- The £11.1 million donation to charity will help vulnerable customers keep their homes warm through energy efficiency advice and improvements.
- Energy-saving measures were not delivered in full by the December 2012 deadline; prolonged bad weather was one of the factors in the delay.
- After the deadline, British Gas insulated more homes than any other supplier, going above and beyond the target and spending £1.1bn.
British Gas has agreed to pay £11.1 million to benefit vulnerable customers after failing to deliver energy efficiency measures under Carbon Emissions Reductions Target (CERT) and Community Energy Saving Programme (CESP) by the 31 December 2012 deadline.

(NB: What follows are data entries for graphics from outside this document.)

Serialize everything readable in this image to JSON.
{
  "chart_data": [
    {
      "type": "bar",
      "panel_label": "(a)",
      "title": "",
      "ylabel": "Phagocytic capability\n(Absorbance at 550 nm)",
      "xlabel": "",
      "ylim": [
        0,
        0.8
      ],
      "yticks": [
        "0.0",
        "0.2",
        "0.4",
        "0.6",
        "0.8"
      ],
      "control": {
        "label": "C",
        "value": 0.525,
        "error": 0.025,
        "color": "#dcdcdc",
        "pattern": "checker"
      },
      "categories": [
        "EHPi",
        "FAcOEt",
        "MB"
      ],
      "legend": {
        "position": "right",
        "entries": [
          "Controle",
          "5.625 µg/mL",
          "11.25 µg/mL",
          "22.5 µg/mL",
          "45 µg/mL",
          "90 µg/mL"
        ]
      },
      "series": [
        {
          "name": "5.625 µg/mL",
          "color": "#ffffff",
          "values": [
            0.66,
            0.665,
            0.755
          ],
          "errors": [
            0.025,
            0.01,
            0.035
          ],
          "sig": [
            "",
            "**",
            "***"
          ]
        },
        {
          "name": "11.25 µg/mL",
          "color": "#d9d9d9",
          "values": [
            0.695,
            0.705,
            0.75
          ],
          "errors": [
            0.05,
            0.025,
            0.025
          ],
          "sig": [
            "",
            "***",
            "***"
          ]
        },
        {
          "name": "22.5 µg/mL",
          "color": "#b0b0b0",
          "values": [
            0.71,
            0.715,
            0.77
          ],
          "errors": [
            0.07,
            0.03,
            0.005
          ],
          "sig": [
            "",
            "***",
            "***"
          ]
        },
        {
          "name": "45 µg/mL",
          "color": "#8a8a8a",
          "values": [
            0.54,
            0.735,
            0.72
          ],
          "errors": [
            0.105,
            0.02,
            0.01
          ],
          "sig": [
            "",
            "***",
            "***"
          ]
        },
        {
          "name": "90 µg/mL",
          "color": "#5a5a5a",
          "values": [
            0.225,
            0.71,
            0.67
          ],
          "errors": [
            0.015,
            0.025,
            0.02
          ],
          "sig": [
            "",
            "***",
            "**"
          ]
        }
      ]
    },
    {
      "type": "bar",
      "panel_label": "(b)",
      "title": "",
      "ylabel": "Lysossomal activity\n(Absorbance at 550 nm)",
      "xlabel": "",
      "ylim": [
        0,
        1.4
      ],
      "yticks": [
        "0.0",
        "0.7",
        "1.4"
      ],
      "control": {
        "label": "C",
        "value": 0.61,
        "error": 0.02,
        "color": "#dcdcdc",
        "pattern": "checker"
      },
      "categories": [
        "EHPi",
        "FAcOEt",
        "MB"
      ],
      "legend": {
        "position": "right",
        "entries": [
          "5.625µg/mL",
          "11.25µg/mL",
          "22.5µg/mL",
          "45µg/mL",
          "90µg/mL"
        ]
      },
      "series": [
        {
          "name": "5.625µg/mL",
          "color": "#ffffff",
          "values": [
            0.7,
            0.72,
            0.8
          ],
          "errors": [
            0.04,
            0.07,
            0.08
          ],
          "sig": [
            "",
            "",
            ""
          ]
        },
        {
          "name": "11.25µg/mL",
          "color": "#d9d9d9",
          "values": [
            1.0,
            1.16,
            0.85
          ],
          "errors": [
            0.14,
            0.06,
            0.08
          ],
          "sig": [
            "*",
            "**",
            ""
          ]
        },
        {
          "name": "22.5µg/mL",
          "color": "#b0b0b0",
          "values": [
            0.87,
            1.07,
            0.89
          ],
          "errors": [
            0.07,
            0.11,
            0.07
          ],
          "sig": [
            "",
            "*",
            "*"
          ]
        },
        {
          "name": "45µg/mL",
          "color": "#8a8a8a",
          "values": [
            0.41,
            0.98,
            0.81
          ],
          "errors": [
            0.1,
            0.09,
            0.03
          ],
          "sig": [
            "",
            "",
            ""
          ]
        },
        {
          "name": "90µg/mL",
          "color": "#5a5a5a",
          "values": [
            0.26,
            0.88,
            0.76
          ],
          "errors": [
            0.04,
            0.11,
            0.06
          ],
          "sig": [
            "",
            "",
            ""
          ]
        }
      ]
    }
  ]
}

Through these schemes, British Gas invested £1.1bn in over 20 million energy efficiency measures to improve homes and reduce energy bills. After the deadline, British Gas delivered more measures than required, benefiting vulnerable customers with an additional £110m savings on energy bills.
As the largest energy supplier in the UK, British Gas delivers more energy efficiency improvements to Britain's homes than any other company. In the last 5 years it has insulated more than 2.5 million homes.
The £11.1 million will be donated to charity, to help vulnerable people with energy costs and energy efficiency improvements.
Claire Miles, Managing Director of British Gas New Energy, said,
“We’re hugely committed to the success of our energy efficiency programmes and are sorry that we missed the December 2012 deadline. However, we’re pleased that in the end we managed to help more vulnerable people under this scheme than was required. The donation we’re making will further help those struggling to keep their homes warm.
“We take our responsibilities to our customers very seriously and do all we can to help them keep their bills as low as possible. Providing free insulation is a big part of that, as well as giving our customers ways to manage and understand their energy use through smart meters and other new technologies.”
British Gas delivered the total targeted carbon savings required under the CERT scheme in February 2013 – seven weeks after the 31 December 2012 deadline.
Under the CESP scheme, British Gas focused on homes in 318 low-income communities with benefits such as solid wall insulation. Among other factors, poor weather conditions contributed to British Gas’s failure to meet the statutory deadline. Solid wall insulation cannot be installed in temperatures below 5 degrees so work was delayed due to prolonged cold temperatures while long periods of wet and windy weather meant work could not be carried out safely. British Gas completed the work by August 2013.
British Gas is committed to energy efficiency and is on schedule to meet its Energy Company Obligation targets ahead of the deadline. British Gas expects to help 1.2 million homes under the ECO programme. The 144,000 measures we installed in 2013 will cut heating costs by more than £950m for vulnerable customers.
Notes to editors
British Gas and Ofgem are currently considering how best to ensure the money benefits vulnerable consumers. One option is via theBritish Gas Energy Trust (BGET). This would be subject to formal agreement with BGET’s Board of Trustees.
The Trust provides grants and assistance to clear energy debts, for energy efficiency measures and to repair or replace essential household items such as energy efficient boilers, fridges and washing machines.
Although the Trust is fully funded by British Gas, people don’t need to be British Gas customers to be eligible for support.
British Gas invested £18m in 2013 in the British Gas Energy Trust, providing 11,771 grants and funding 15 Energy Debt Advice Centres, with services delivered alongside key partners like Citizens Advice and Shelter.
The £11.1m payment will be focused on vulnerable customers, providing help with energy costs and energy efficiency improvements.